AQA GCSE · Question 06.1 · Planning and Designing Statistical Investigations

Tom is doing a statistical study into the amount of homework received by Year 7 and Year 11 students in his school. Write down a hypothesis Tom could use.

How to approach this question

1. Understand what a hypothesis is: a testable statement about the relationship between variables. 2. Identify the groups being compared: Year 7 students and Year 11 students. 3. Identify the variable being measured: amount of homework received. 4. Formulate a statement that predicts a difference or relationship. It should be specific and clear. 5. A good hypothesis could state that one group receives more, less, or a different amount of homework than the other. 6. Example: "Year 11 students receive more homework than Year 7 students."

Full Answer

Year 11 students receive more homework on average than Year 7 students.
A hypothesis is a precise, testable statement of what the researcher predicts will be the outcome of the study.

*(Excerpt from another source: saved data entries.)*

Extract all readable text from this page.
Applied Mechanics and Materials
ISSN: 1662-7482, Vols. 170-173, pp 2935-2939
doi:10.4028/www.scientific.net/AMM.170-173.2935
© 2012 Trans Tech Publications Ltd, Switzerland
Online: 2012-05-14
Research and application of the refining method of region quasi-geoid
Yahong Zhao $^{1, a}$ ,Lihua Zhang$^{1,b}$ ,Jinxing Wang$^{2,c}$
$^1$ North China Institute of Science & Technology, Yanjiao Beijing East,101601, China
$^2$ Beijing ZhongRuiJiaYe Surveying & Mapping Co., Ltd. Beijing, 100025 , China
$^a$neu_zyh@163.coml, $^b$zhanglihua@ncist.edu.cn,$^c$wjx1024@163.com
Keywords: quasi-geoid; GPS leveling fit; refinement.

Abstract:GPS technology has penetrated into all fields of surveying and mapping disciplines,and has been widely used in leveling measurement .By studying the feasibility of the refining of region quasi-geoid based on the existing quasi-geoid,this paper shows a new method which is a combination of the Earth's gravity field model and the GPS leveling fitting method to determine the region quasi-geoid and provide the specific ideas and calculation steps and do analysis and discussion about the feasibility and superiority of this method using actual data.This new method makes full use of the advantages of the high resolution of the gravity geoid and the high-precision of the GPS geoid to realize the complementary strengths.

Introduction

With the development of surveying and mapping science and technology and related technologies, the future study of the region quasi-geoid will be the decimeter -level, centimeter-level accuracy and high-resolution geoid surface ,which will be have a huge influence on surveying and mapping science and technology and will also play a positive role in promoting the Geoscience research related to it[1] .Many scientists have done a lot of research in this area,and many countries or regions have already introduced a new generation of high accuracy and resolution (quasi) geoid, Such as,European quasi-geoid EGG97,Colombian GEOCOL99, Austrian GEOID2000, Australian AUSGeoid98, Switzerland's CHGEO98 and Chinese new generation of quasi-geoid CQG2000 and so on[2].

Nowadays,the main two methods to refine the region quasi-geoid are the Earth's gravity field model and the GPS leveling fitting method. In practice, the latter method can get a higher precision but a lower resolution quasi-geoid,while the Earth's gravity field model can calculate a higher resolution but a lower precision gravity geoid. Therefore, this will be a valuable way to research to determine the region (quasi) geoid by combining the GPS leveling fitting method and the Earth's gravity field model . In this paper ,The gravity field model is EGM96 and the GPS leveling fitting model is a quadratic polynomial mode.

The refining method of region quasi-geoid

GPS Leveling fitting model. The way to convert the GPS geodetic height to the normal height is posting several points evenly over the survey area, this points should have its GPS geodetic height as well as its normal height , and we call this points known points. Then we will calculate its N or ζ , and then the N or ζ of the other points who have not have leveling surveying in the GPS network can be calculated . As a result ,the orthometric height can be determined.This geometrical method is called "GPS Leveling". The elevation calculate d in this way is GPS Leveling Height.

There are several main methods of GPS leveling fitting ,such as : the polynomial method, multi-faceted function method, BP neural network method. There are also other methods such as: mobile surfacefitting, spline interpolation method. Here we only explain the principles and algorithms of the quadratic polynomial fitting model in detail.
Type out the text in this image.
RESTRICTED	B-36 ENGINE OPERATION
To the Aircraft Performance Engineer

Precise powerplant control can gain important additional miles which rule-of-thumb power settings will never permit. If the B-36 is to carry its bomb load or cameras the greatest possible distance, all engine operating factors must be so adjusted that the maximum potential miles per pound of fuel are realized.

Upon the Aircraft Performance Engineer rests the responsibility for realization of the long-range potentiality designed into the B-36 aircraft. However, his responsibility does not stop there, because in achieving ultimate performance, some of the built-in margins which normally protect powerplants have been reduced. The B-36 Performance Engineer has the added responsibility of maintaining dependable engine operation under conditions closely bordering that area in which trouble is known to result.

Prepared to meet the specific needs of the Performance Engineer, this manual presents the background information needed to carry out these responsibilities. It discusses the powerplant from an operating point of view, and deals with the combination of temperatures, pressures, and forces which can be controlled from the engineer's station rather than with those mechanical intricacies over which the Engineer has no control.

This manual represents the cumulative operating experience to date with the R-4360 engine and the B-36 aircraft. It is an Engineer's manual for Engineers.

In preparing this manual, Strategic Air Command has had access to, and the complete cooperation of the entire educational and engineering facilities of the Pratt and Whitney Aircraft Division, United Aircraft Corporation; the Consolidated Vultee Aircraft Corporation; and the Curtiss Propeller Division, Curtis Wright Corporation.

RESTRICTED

In this case, Tom is comparing the amount of homework for two different year groups. A suitable hypothesis must make a clear comparison. For example: - "Year 11 students receive more homework per week than Year 7 students." - "There is a difference in the average amount of homework received by Year 7 and Year 11 students." The statement must be a prediction that can be confirmed or refuted by collecting and analysing data.

Common mistakes

✗ Writing a question (e.g., "Do Year 11s get more homework?"). A hypothesis must be a statement. ✗ Vague statements (e.g., "Homework is different for year groups"). It should be more specific. ✗ Stating an aim (e.g., "I want to find out about homework").